De otro lado, también el casacionista se queja porque los juzgadores no le dieron mérito a las explicaciones dadas por los procesados, con el argumento de que en el expediente no obra prueba directa o indirecta que comprometa su responsabilidad en los hechos por los cuales fueron condenados, simplemente presenta una personal visión del acontecer fáctico en abierta discrepancia con la de los sentenciadores, sin que tampoco evidencie error en la actividad probatoria.
Finalmente, en lo que atañe a los testimonios que señala que fueron excluidos en el acto de apreciación de la prueba, el actor dejó la censura a mitad de camino, en la medida en que no demostró su trascendencia, es decir, cómo de haber sido objeto de estimación necesariamente se habría concluido en la irresponsabilidad de sus defendidos.
En síntesis, el casacionista con el único cargo formulado contra la sentencia pretende que la Sala revise la valoración que el juzgador hizo de las pruebas, en especial el testimonio de la víctima, y que acoja la que presenta en el escrito de demanda, sin que en manera alguna ponga en evidencia error en la apreciación de los elementos de juicio.
Así, ante la falta de claridad y precisión, la censura se inadmitirá.

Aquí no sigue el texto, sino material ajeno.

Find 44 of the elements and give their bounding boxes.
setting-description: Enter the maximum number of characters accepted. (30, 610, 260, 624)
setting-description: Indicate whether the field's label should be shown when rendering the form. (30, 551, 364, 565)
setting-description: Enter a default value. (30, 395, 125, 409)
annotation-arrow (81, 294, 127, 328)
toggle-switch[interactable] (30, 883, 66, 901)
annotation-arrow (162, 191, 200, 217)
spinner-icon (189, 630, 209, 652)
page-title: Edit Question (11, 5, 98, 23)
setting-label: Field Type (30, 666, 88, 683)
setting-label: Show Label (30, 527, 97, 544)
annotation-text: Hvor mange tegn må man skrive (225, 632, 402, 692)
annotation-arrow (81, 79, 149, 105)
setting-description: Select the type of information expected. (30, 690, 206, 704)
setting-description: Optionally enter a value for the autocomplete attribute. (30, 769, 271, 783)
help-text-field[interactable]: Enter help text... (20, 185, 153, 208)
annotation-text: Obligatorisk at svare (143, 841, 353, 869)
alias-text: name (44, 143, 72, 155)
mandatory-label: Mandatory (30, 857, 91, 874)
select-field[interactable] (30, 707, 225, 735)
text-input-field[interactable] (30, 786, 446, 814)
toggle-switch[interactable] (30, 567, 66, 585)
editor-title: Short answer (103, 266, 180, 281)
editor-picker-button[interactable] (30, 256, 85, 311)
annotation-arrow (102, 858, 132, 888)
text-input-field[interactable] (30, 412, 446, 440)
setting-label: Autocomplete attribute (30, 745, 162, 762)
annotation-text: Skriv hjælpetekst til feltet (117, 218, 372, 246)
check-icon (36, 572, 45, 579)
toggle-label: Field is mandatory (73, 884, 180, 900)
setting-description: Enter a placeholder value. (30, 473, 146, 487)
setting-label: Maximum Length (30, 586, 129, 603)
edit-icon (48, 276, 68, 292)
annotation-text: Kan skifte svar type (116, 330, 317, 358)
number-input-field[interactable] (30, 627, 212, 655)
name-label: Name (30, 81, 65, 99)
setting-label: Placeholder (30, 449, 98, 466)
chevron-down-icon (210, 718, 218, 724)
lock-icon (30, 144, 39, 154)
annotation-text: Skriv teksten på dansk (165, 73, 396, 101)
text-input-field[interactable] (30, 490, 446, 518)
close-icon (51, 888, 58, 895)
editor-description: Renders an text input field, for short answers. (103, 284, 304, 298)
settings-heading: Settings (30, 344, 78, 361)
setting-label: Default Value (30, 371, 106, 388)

Por último, otra razón más para inadmitir el libelo aunado a que no se advierte violación alguna de los derechos fundamentales o garantías de KENNEDY ZULIVAN MONSALVE AGUIAR y YOHAN ALEXIS BEDOYA GALLEGO, que determine el ejercicio de la facultad oficiosa de índole legal que al respecto le asiste a la Sala en punto de asegurar su salvaguarda.
En mérito de lo expuesto, la CORTE SUPREMA DE JUSTICIA, SALA DE CASACIÓN PENAL,
R E S U E L V E
INADMITIR la demanda de casación presentada por el defensor de KENNEDY ZULIVAN MONSALVE AGUIAR y YOHAN ALEXIS BEDOYA GALLEGO. En consecuencia, se declara desierto el recurso extraordinario de casación interpuesto.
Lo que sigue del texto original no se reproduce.